I’ve come across the number, Seven Trillion, in several unrelated areas recently. It’s been used to guestimate the number of stars in the universe, the number of cells in the human body and the number of species that might eventually and conceivably be ‘discovered’ on this planet.  Seven Trillion. What a curious number to land on…in the land of infinite numbers, I mean.

I’m not suggesting that anything conspiratorial or sinister or coincidental is afoot with the use of the same number. It’s just funny in a “makes you wanna go ‘uumm'” sort of way.

It’s a big number. It’s bigger than I can imagine or wrap my head around. It’s big in the same manner that a billion times a second is fast. Only bigger.

My mind is humbled and quieted when faced with the true scale of such numbers. There are lots of other numbers to gawk at…grains of sand in the world, snowflakes in a blizzard, water molecules in a single drop of water…but, there is a particular number that seems to mesmerize and stick to us the most.

One.

We totally get hung up on the number One.

Like it’s not enough. Like it doesn’t matter. Like if we aren’t THE one, then we’re NO one.

Before I get further along, though, imagine a star being a star and complaining that it was only one of seven trillion, so that being a star couldn’t really be that special. And imagine further that it was our sun, (that same source of light, warmth and energy that has fueled our very existence) feeling useless and insignificant…one in seven trillion, and wondering, what’s the point? A despondent star waiting to implode.

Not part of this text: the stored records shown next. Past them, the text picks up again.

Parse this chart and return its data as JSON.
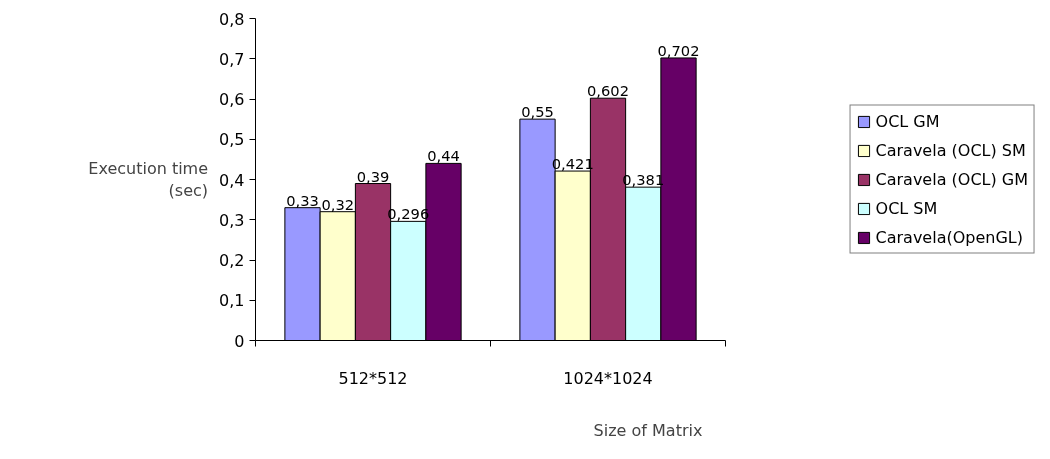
{
  "chart_data": {
    "type": "bar",
    "xlabel": "Size of Matrix",
    "ylabel": "Execution time\n(sec)",
    "categories": [
      "512*512",
      "1024*1024"
    ],
    "series": [
      {
        "name": "OCL GM",
        "color": "#9999ff",
        "values": [
          0.33,
          0.55
        ],
        "value_labels": [
          "0,33",
          "0,55"
        ]
      },
      {
        "name": "Caravela (OCL) SM",
        "color": "#ffffcc",
        "values": [
          0.32,
          0.421
        ],
        "value_labels": [
          "0,32",
          "0,421"
        ]
      },
      {
        "name": "Caravela (OCL) GM",
        "color": "#993366",
        "values": [
          0.39,
          0.602
        ],
        "value_labels": [
          "0,39",
          "0,602"
        ]
      },
      {
        "name": "OCL SM",
        "color": "#ccffff",
        "values": [
          0.296,
          0.381
        ],
        "value_labels": [
          "0,296",
          "0,381"
        ]
      },
      {
        "name": "Caravela(OpenGL)",
        "color": "#660066",
        "values": [
          0.44,
          0.702
        ],
        "value_labels": [
          "0,44",
          "0,702"
        ]
      }
    ],
    "ylim": [
      0,
      0.8
    ],
    "yticks": [
      0,
      {
        "value": 0.1,
        "label": "0,1"
      },
      {
        "value": 0.2,
        "label": "0,2"
      },
      {
        "value": 0.3,
        "label": "0,3"
      },
      {
        "value": 0.4,
        "label": "0,4"
      },
      {
        "value": 0.5,
        "label": "0,5"
      },
      {
        "value": 0.6,
        "label": "0,6"
      },
      {
        "value": 0.7,
        "label": "0,7"
      },
      {
        "value": 0.8,
        "label": "0,8"
      }
    ],
    "grid": false,
    "legend": "right"
  }
}
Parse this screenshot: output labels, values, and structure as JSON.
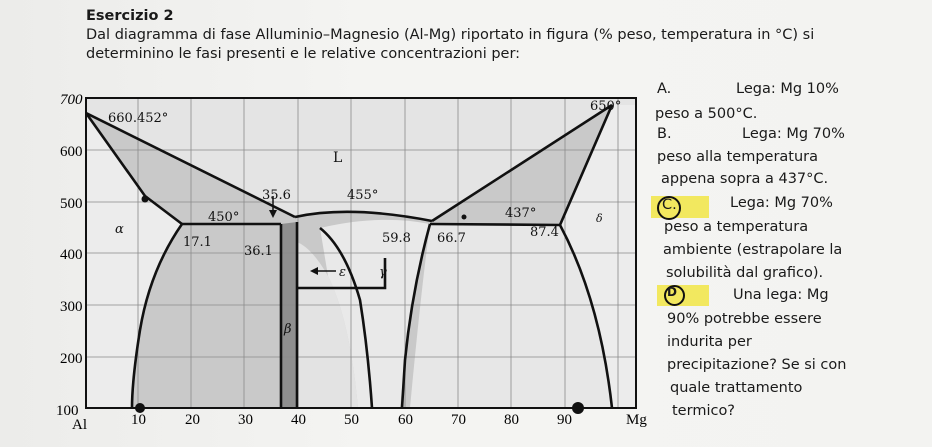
{
  "exercise": {
    "title": "Esercizio 2",
    "intro_line1": "Dal diagramma di fase Alluminio–Magnesio (Al-Mg) riportato in figura (% peso, temperatura in °C) si",
    "intro_line2": "determinino le fasi presenti e le relative concentrazioni per:"
  },
  "questions": {
    "a_marker": "A.",
    "a_text1": "Lega: Mg 10%",
    "a_text2": "peso a 500°C.",
    "b_marker": "B.",
    "b_text1": "Lega: Mg 70%",
    "b_text2": "peso alla temperatura",
    "b_text3": "appena sopra a 437°C.",
    "c_marker": "C.",
    "c_text1": "Lega: Mg 70%",
    "c_text2": "peso a temperatura",
    "c_text3": "ambiente (estrapolare la",
    "c_text4": "solubilità dal grafico).",
    "d_marker": "D",
    "d_text1": "Una lega: Mg",
    "d_text2": "90% potrebbe essere",
    "d_text3": "indurita per",
    "d_text4": "precipitazione? Se si con",
    "d_text5": "quale trattamento",
    "d_text6": "termico?"
  },
  "diagram": {
    "y_ticks": [
      "700",
      "600",
      "500",
      "400",
      "300",
      "200",
      "100"
    ],
    "x_ticks": [
      "10",
      "20",
      "30",
      "40",
      "50",
      "60",
      "70",
      "80",
      "90"
    ],
    "x_left": "Al",
    "x_right": "Mg",
    "labels": {
      "al_melt": "660.452°",
      "mg_melt": "650°",
      "liquid": "L",
      "c356": "35.6",
      "c455": "455°",
      "t450": "450°",
      "t437": "437°",
      "c171": "17.1",
      "c361": "36.1",
      "c598": "59.8",
      "c667": "66.7",
      "c874": "87.4",
      "alpha": "α",
      "beta": "β",
      "gamma": "γ",
      "epsilon": "ε",
      "delta": "δ"
    }
  }
}
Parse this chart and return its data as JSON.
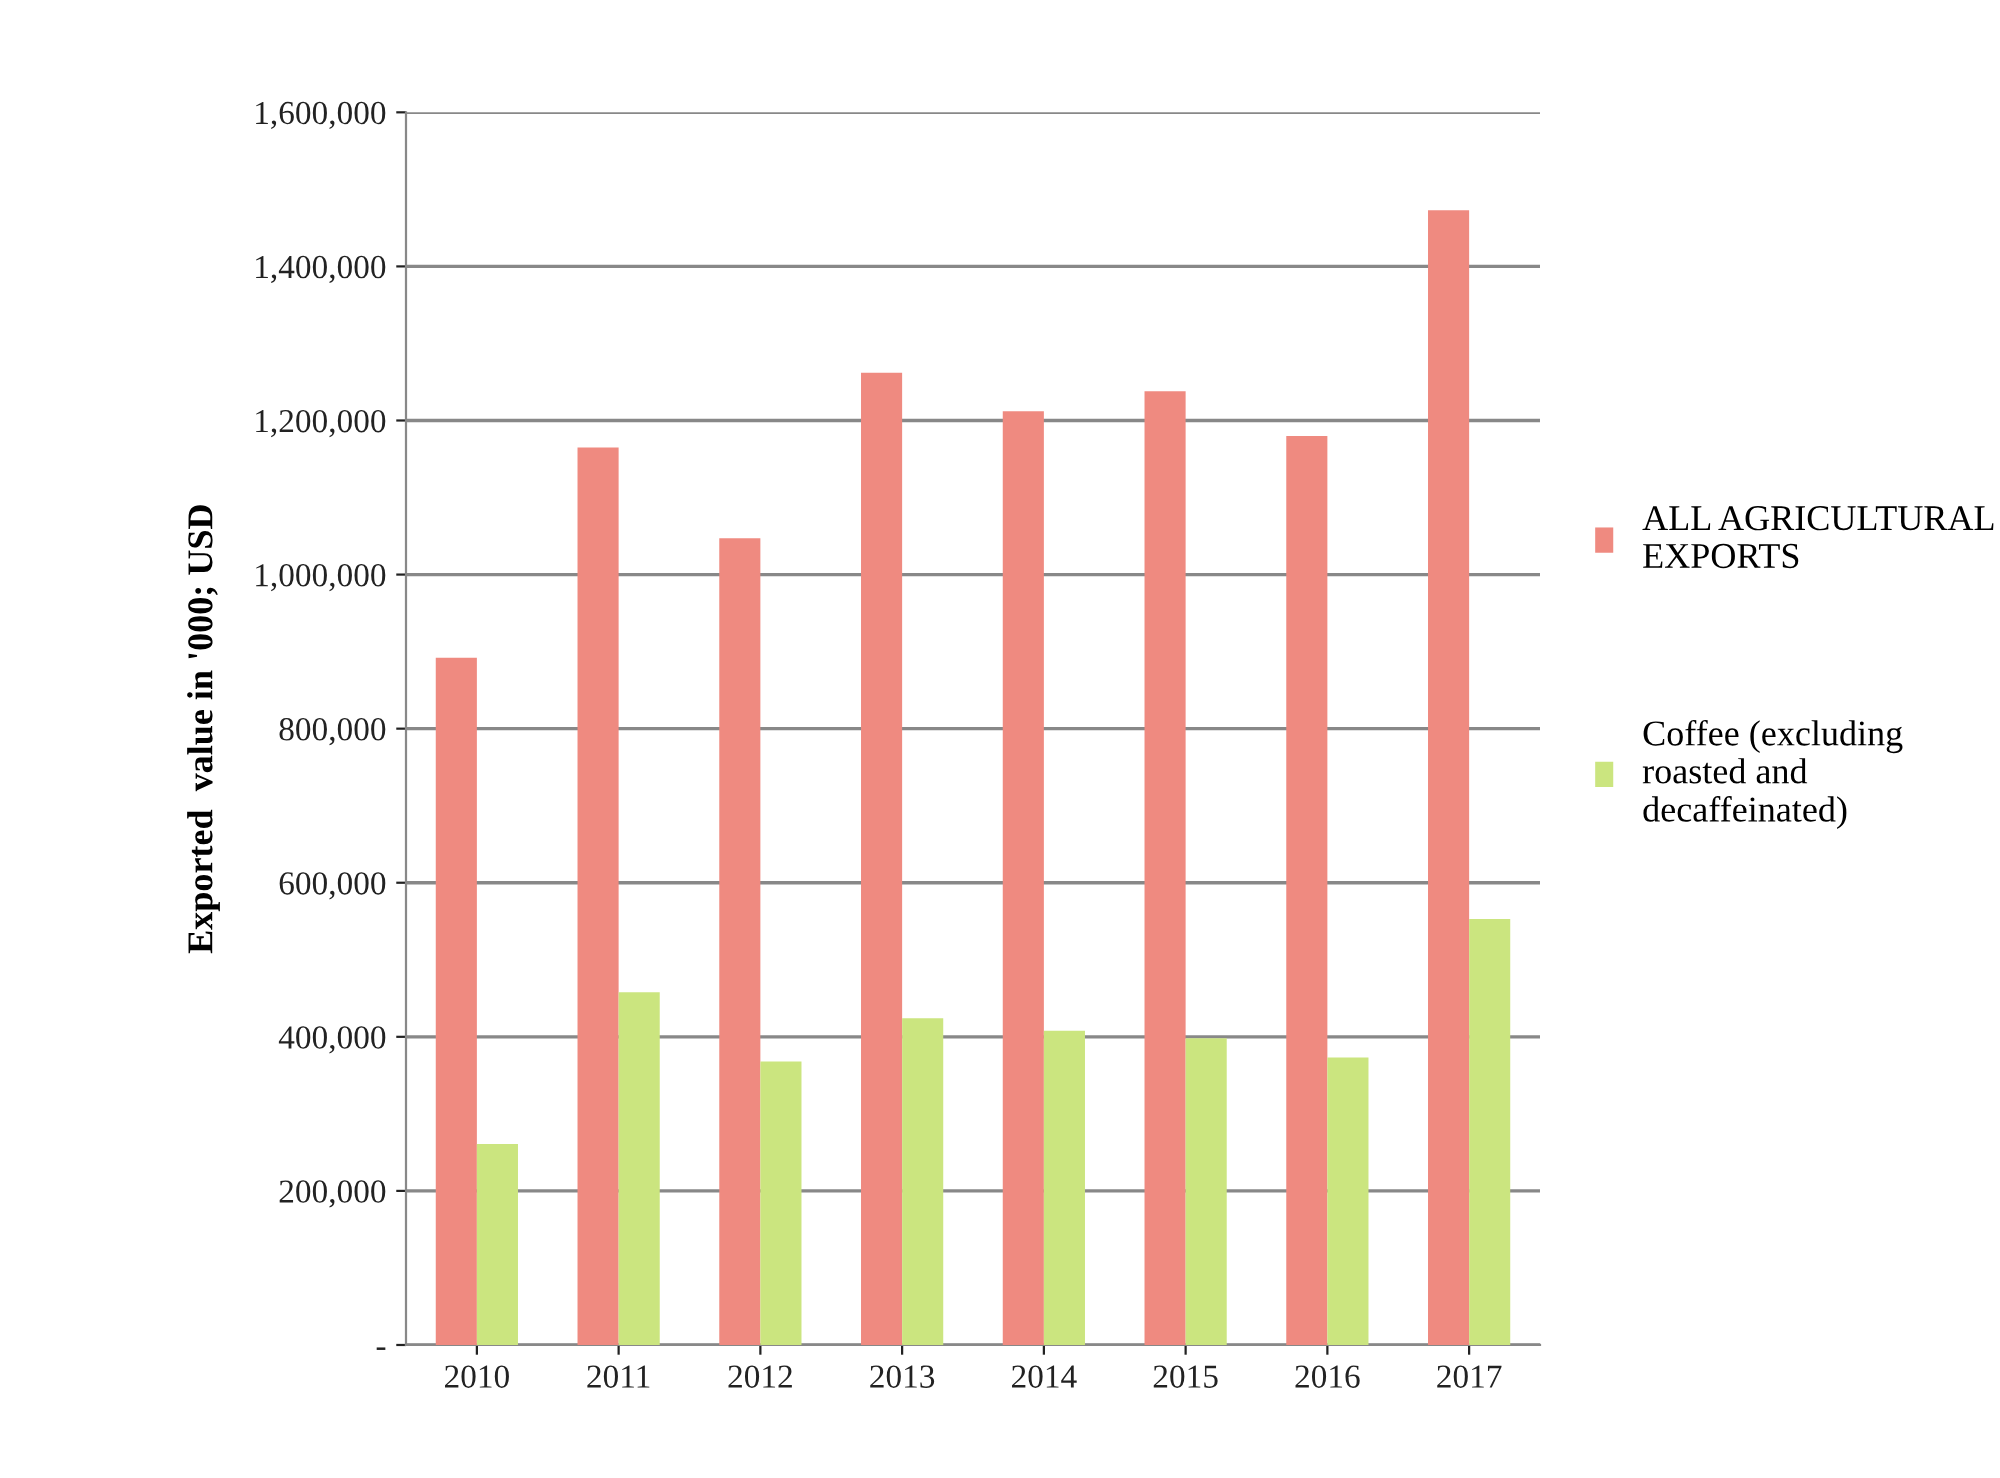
{
  "chart_data": {
    "type": "bar",
    "ylabel": "Exported  value in '000; USD",
    "categories": [
      "2010",
      "2011",
      "2012",
      "2013",
      "2014",
      "2015",
      "2016",
      "2017"
    ],
    "series": [
      {
        "name": "ALL AGRICULTURAL EXPORTS",
        "color": "#ef8a80",
        "values": [
          892000,
          1165000,
          1047000,
          1262000,
          1212000,
          1238000,
          1180000,
          1473000
        ]
      },
      {
        "name": "Coffee (excluding roasted and decaffeinated)",
        "color": "#cbe57f",
        "values": [
          261000,
          458000,
          368000,
          424000,
          408000,
          398000,
          373000,
          553000
        ]
      }
    ],
    "ylim": [
      0,
      1600000
    ],
    "yticks": [
      {
        "value": 0,
        "label": "-"
      },
      {
        "value": 200000,
        "label": "200,000"
      },
      {
        "value": 400000,
        "label": "400,000"
      },
      {
        "value": 600000,
        "label": "600,000"
      },
      {
        "value": 800000,
        "label": "800,000"
      },
      {
        "value": 1000000,
        "label": "1,000,000"
      },
      {
        "value": 1200000,
        "label": "1,200,000"
      },
      {
        "value": 1400000,
        "label": "1,400,000"
      },
      {
        "value": 1600000,
        "label": "1,600,000"
      }
    ],
    "grid": "y",
    "legend": "right"
  }
}
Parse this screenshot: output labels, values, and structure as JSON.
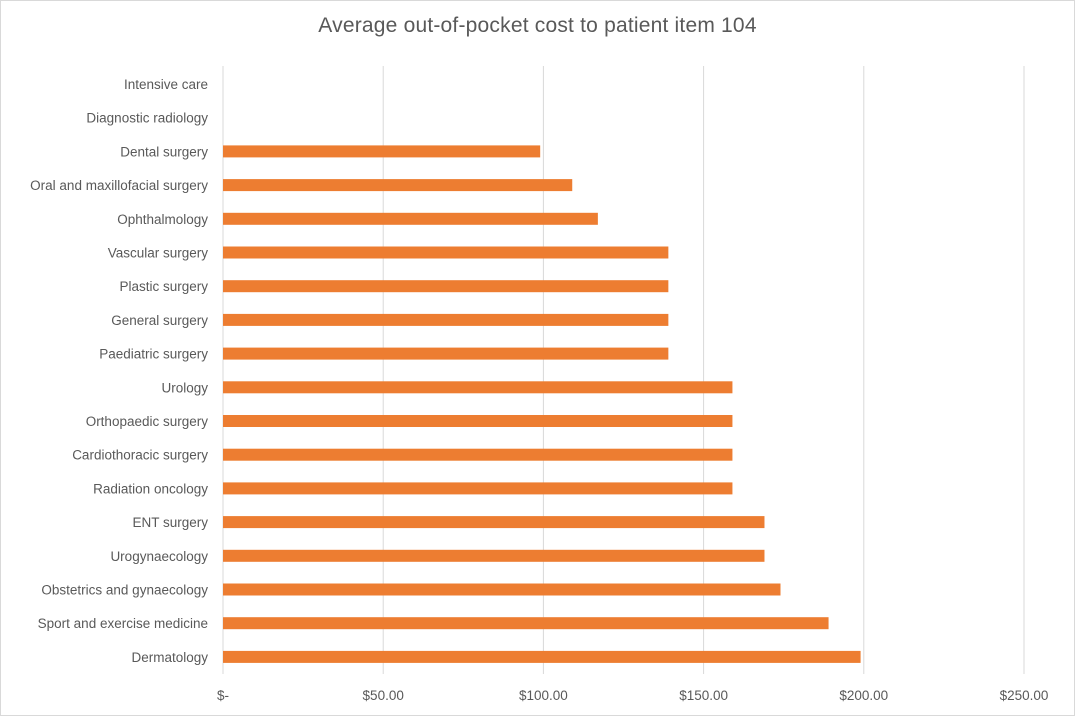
{
  "chart_data": {
    "type": "bar",
    "orientation": "horizontal",
    "title": "Average out-of-pocket cost to patient item 104",
    "xlabel": "",
    "ylabel": "",
    "xlim": [
      0,
      250
    ],
    "x_ticks": [
      0,
      50,
      100,
      150,
      200,
      250
    ],
    "x_tick_labels": [
      "$-",
      "$50.00",
      "$100.00",
      "$150.00",
      "$200.00",
      "$250.00"
    ],
    "grid": "vertical",
    "legend": "none",
    "bar_color": "#ED7D31",
    "grid_color": "#d9d9d9",
    "categories": [
      "Intensive care",
      "Diagnostic radiology",
      "Dental surgery",
      "Oral and maxillofacial surgery",
      "Ophthalmology",
      "Vascular surgery",
      "Plastic surgery",
      "General surgery",
      "Paediatric surgery",
      "Urology",
      "Orthopaedic surgery",
      "Cardiothoracic surgery",
      "Radiation oncology",
      "ENT surgery",
      "Urogynaecology",
      "Obstetrics and gynaecology",
      "Sport and exercise medicine",
      "Dermatology"
    ],
    "values": [
      0,
      0,
      99,
      109,
      117,
      139,
      139,
      139,
      139,
      159,
      159,
      159,
      159,
      169,
      169,
      174,
      189,
      199
    ]
  }
}
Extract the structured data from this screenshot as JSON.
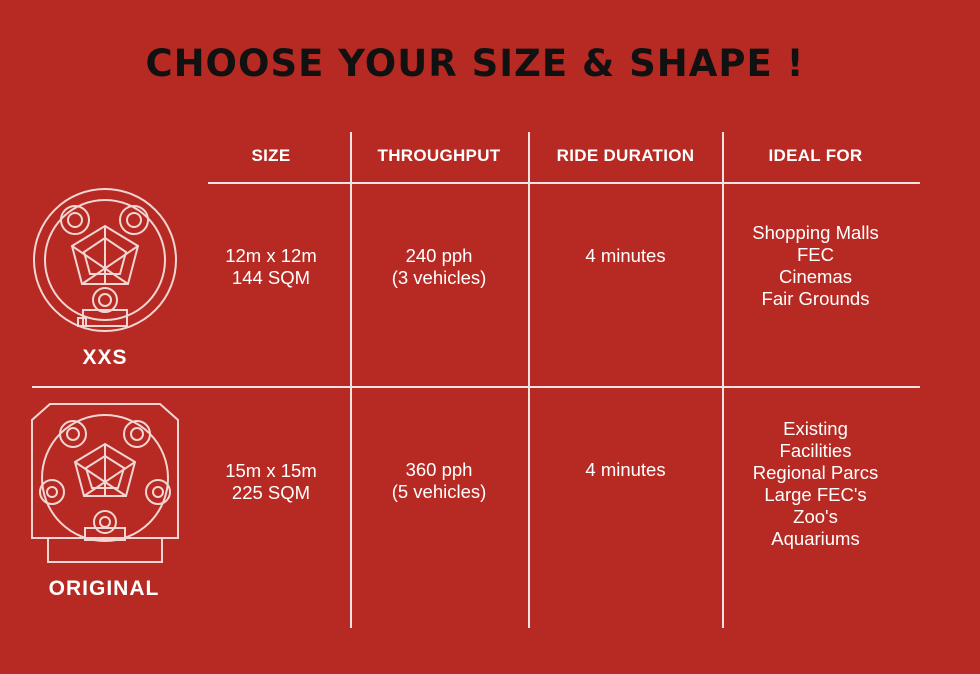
{
  "title": "CHOOSE YOUR SIZE & SHAPE !",
  "headers": [
    "SIZE",
    "THROUGHPUT",
    "RIDE DURATION",
    "IDEAL FOR"
  ],
  "rows": [
    {
      "name": "XXS",
      "icon": "xxs-layout-icon",
      "size": [
        "12m x 12m",
        "144 SQM"
      ],
      "throughput": [
        "240 pph",
        "(3 vehicles)"
      ],
      "duration": "4 minutes",
      "ideal_for": [
        "Shopping Malls",
        "FEC",
        "Cinemas",
        "Fair Grounds"
      ]
    },
    {
      "name": "ORIGINAL",
      "icon": "original-layout-icon",
      "size": [
        "15m x 15m",
        "225 SQM"
      ],
      "throughput": [
        "360 pph",
        "(5 vehicles)"
      ],
      "duration": "4 minutes",
      "ideal_for": [
        "Existing",
        "Facilities",
        "Regional Parcs",
        "Large FEC's",
        "Zoo's",
        "Aquariums"
      ]
    }
  ],
  "colors": {
    "background": "#b72a23",
    "title": "#111111",
    "text": "#ffffff",
    "lines": "#f3e4e2"
  }
}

We have no scale for such imaginings. For us to try picture the whole of the planet earth as a living organism is like a single red blood cell imagining a person. This doesn’t mean that it isn’t true. It’s simply that we can’t imagine it.

And for us, as individuals, to be simply a part of, one amongst other ones, rather than the head of, the most important aspect of, the indispensable element of…is too deflating to our sense of self to accept. And so we suffer.

When I say, ‘to simply be a part of’, I am not saying to blend in, to go along or to be homogenous. I am saying that as we discover, develop and grow into ourselves, we do so most effectively and beneficially through seeking to connect genuinely with others and not by separating ourselves from them.

Our need to be ourselves isn’t what causes our misery. Our need to stand above, to be more special, to be more of anything rather than to be honestly the One who we are is what causes suffering.

Being honest and true to ourselves is joyful. Doing our best is not about comparing ourselves. It is about honoring ourselves. My best today has nothing to do with what I may have been able to do in the past…or even yesterday.

And it certainly has nothing to do with what anyone else is doing.